This week I’m going to continue looking at mobile payments with a quick overview of where Square, Jack Dorsey’s card payments firm, is today. I’m sure you all saw this headline the other day but, just in case, Square is now worth more than Goldman Sachs.
I used to blog about Square quite a lot years ago, but haven’t written anything much recently until I saw that headline.

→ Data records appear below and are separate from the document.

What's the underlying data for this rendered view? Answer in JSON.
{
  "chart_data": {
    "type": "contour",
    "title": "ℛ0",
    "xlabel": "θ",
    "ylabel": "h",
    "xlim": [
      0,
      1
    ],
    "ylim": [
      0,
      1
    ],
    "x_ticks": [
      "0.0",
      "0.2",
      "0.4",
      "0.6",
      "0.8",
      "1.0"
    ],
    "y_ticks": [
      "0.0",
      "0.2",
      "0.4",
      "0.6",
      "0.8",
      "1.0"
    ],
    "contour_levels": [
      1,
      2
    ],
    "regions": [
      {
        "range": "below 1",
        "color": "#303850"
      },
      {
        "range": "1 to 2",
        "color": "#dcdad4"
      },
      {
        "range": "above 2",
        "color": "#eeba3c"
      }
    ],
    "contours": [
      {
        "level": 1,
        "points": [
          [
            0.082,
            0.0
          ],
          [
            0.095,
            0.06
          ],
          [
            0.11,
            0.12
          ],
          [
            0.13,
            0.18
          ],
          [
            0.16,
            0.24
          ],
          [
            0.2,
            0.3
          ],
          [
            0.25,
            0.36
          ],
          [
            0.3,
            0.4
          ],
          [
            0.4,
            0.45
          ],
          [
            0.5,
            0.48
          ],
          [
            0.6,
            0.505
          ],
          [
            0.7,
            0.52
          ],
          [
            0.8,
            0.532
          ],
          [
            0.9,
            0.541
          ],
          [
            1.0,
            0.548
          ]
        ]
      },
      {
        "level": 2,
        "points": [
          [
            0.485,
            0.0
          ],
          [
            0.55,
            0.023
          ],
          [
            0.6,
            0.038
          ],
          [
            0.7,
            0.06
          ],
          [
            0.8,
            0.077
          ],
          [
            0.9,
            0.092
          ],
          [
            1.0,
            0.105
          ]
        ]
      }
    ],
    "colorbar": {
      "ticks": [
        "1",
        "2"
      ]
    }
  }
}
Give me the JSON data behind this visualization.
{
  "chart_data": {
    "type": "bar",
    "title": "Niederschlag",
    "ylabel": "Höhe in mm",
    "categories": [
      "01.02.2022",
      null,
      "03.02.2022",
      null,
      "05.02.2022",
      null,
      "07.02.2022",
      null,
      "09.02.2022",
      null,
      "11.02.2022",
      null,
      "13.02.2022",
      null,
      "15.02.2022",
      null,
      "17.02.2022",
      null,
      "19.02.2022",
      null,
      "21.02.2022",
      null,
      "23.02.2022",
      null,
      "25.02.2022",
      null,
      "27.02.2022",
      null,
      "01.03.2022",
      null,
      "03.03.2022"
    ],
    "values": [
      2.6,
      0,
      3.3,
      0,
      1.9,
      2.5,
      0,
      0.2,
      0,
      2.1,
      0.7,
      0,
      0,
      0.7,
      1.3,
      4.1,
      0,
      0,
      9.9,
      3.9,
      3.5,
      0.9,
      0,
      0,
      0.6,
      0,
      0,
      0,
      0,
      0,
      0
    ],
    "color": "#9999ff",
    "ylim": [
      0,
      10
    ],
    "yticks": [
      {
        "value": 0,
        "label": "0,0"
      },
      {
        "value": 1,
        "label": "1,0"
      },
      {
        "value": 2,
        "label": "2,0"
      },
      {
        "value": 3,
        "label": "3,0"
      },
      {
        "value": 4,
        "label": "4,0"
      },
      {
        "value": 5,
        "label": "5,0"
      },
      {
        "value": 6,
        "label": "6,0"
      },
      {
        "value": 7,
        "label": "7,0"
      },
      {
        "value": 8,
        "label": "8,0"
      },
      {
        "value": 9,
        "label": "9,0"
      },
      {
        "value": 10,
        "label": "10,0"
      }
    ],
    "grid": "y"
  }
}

In fact, I remember writing about Square being the Apple of Finance back in the summer of 2012. The company achieved a near $3 billion valuation on their IPO debut in November 2015, then took a dip in 2016 as most post-IPO companies do. In 2015-16, the share price was $15 or thereabouts; in March 2020, it was under $40; today it’s $150 or more with a market valuation of around $70 billion which, dependent upon the day, makes it more valuable than Goldman Sachs.
What’s the story?
Well, the story is the flight to tech stocks. We’ve seen a massive surge of investment flow to the digital firms in 2020, because we all need digital services in 2020, being locked down and working from home.
Is that it?
Possibly, but no. There’s more to Square than just a firm that has flourished in 2020, with share price rising 140 percent.
For example, a 2016 case study by Christian Rauch of the American University of Sharjah, provided some decent insights. The paper looks at how to value Square back then and over the next decade, and notes that their main competitors are Global Payments, NCR, Verifone, Ingenico and PayPal.

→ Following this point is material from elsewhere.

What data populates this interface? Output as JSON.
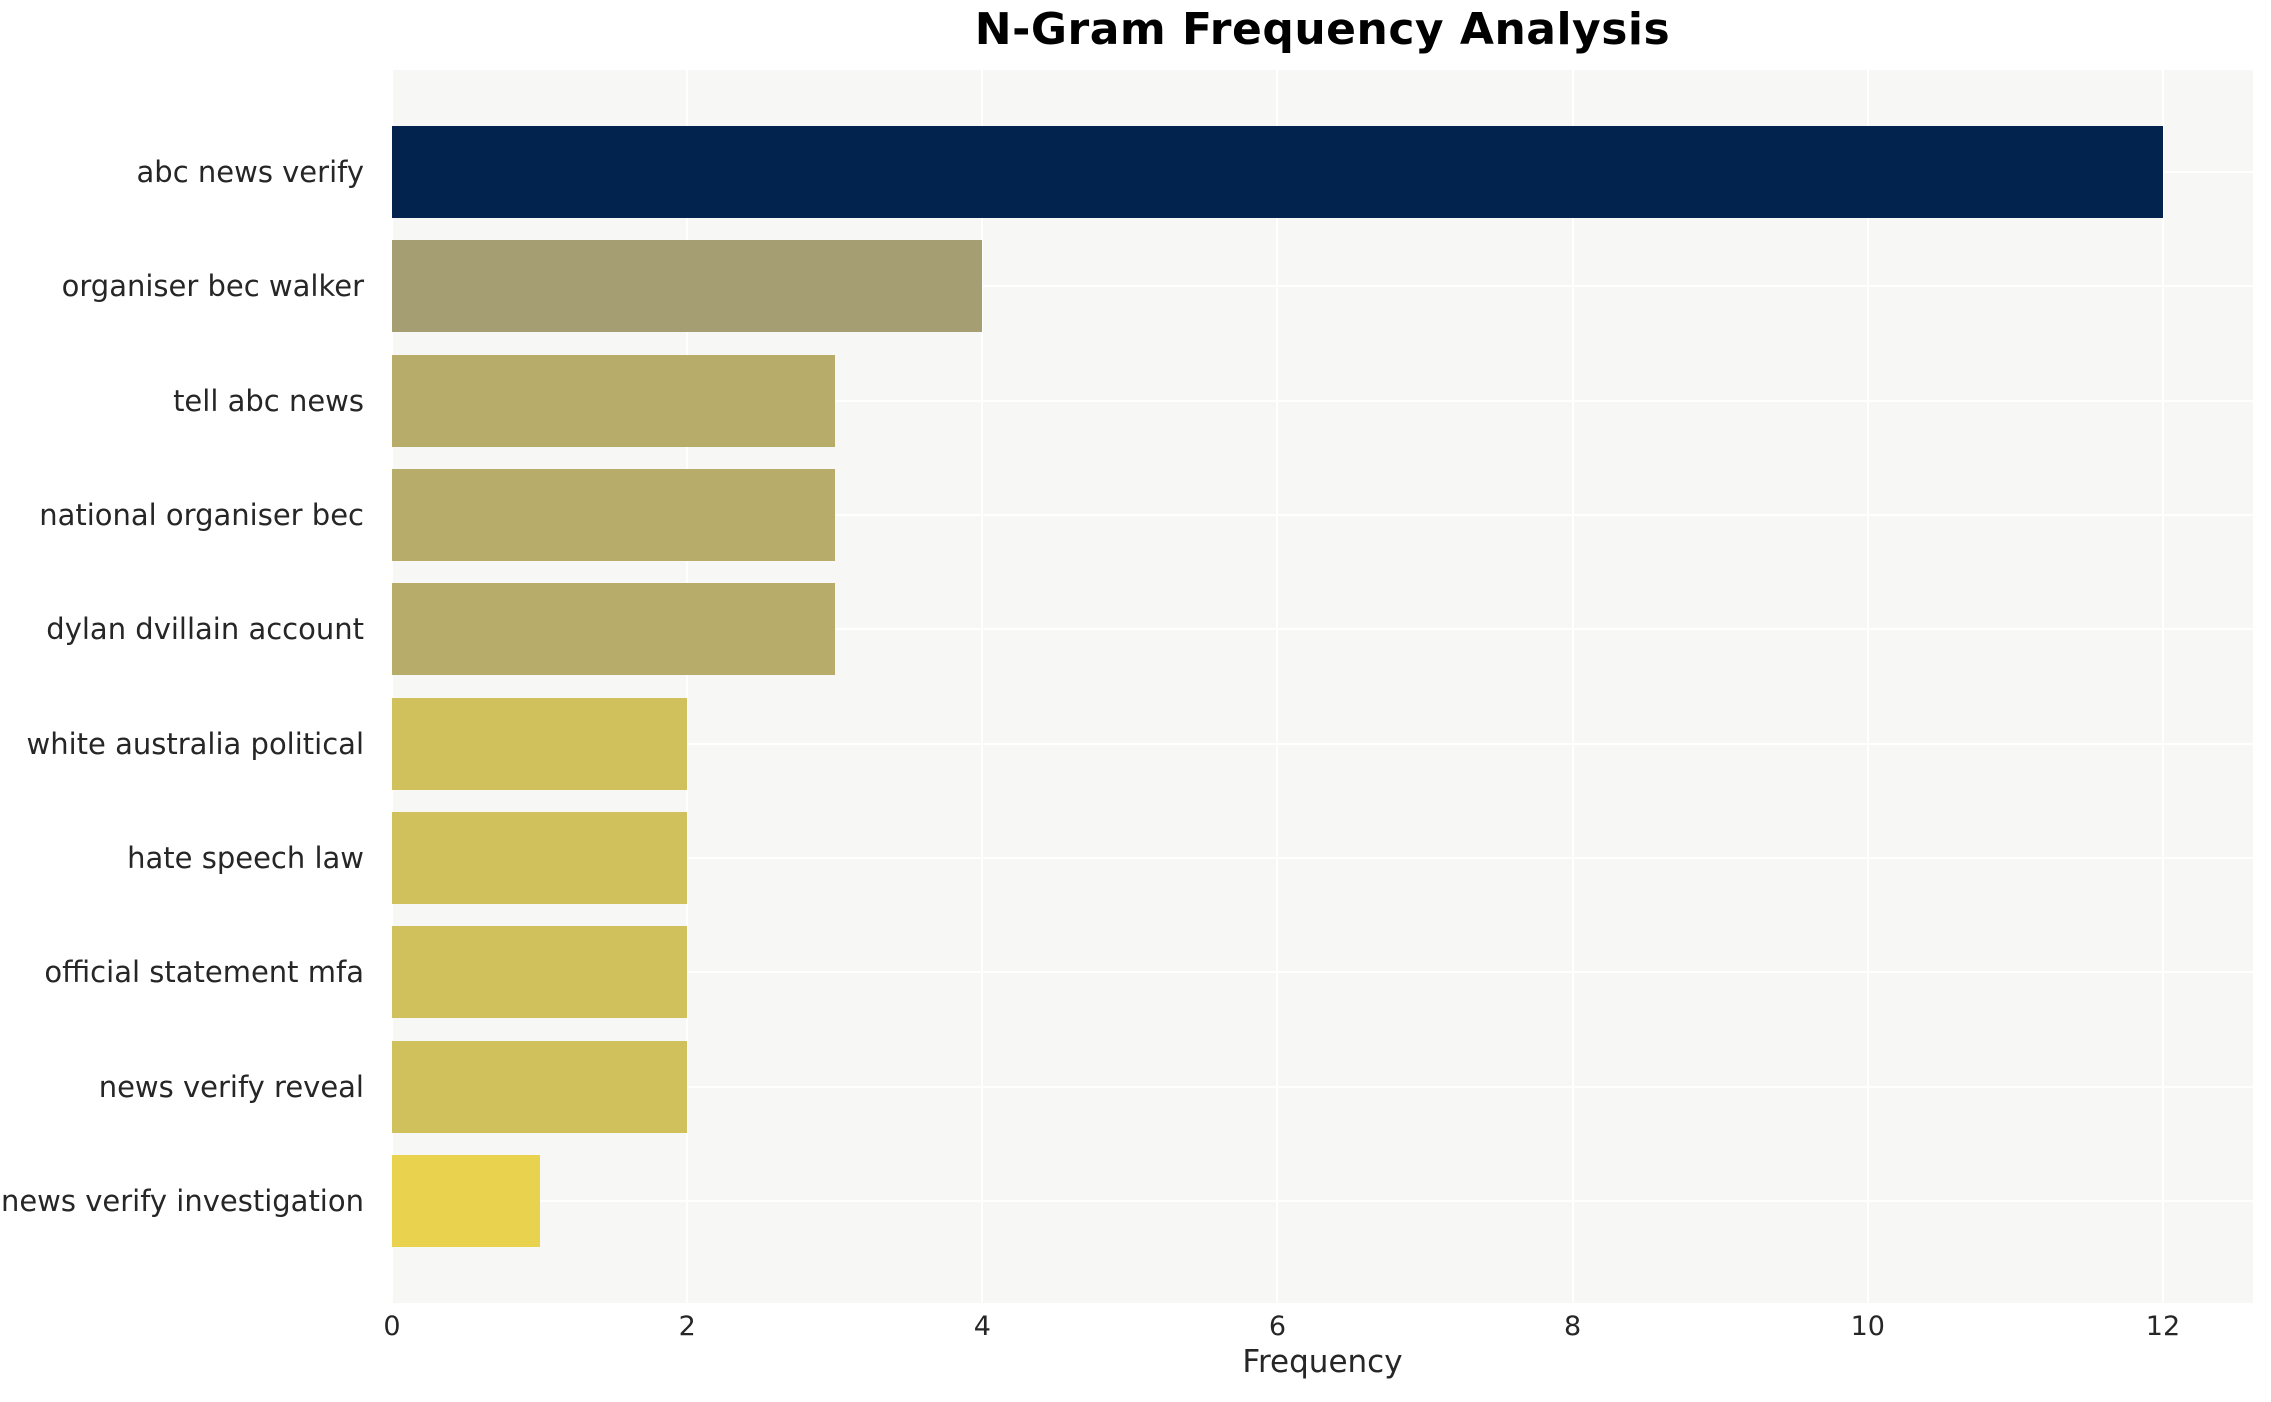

The paper got the story wrong – he missed COVID19 – but would have been on track if it weren’t for the pandemic. The pandemic has driven a massive move towards cashlessness across the world. This is noted by Square in a recent press release:
In February 2020, just 5.4% of Square sellers across the US were cashless. By April 2020, amidst the height of shelter-in-place mandates, that number jumped up to 23.2%. By August 2020, as the world slowly began to reopen, the number of Square sellers with a cashless business model was showing signs of stabilizing at 13.4% … when comparing the share of cash transactions via Square in 2019 to 2020, the year-over-year change shows a 7.3 percentage point drop from 40.6% in 2019 to 33.3% as of August 1, 2020. If we use 2019 as a baseline indicator, we estimate this one-year shift would have taken more than three years without the pandemic.
These factors are all creating the perfect storm for firms like Square and PayPal.

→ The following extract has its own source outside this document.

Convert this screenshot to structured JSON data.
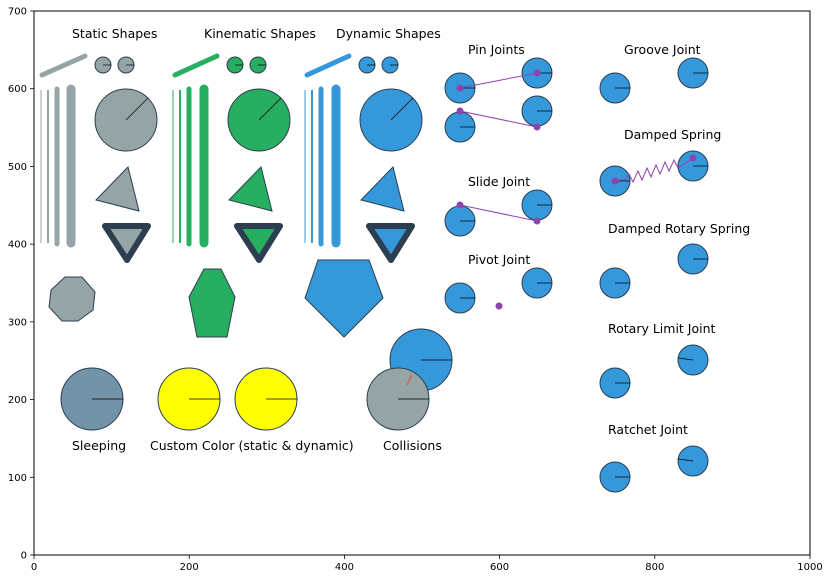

Add into this mix the optimism around the digital future and you can see why the shares have risen to so fast and so much, although the rise is too much and too fast. Or is it?
Square expanded internationally this year, with the acquisition of the Spanish mobile app startup Verse, and rolled out a new program that allows merchants to send out delivery drivers for orders made on their websites and oh, next year, it will become a bank.
Tada! A decade of change and Square goes full circle from just being a puny little payment system for SMEs to becoming a full-service bank bigger than Goldman Sachs. C’est la FinTech vie!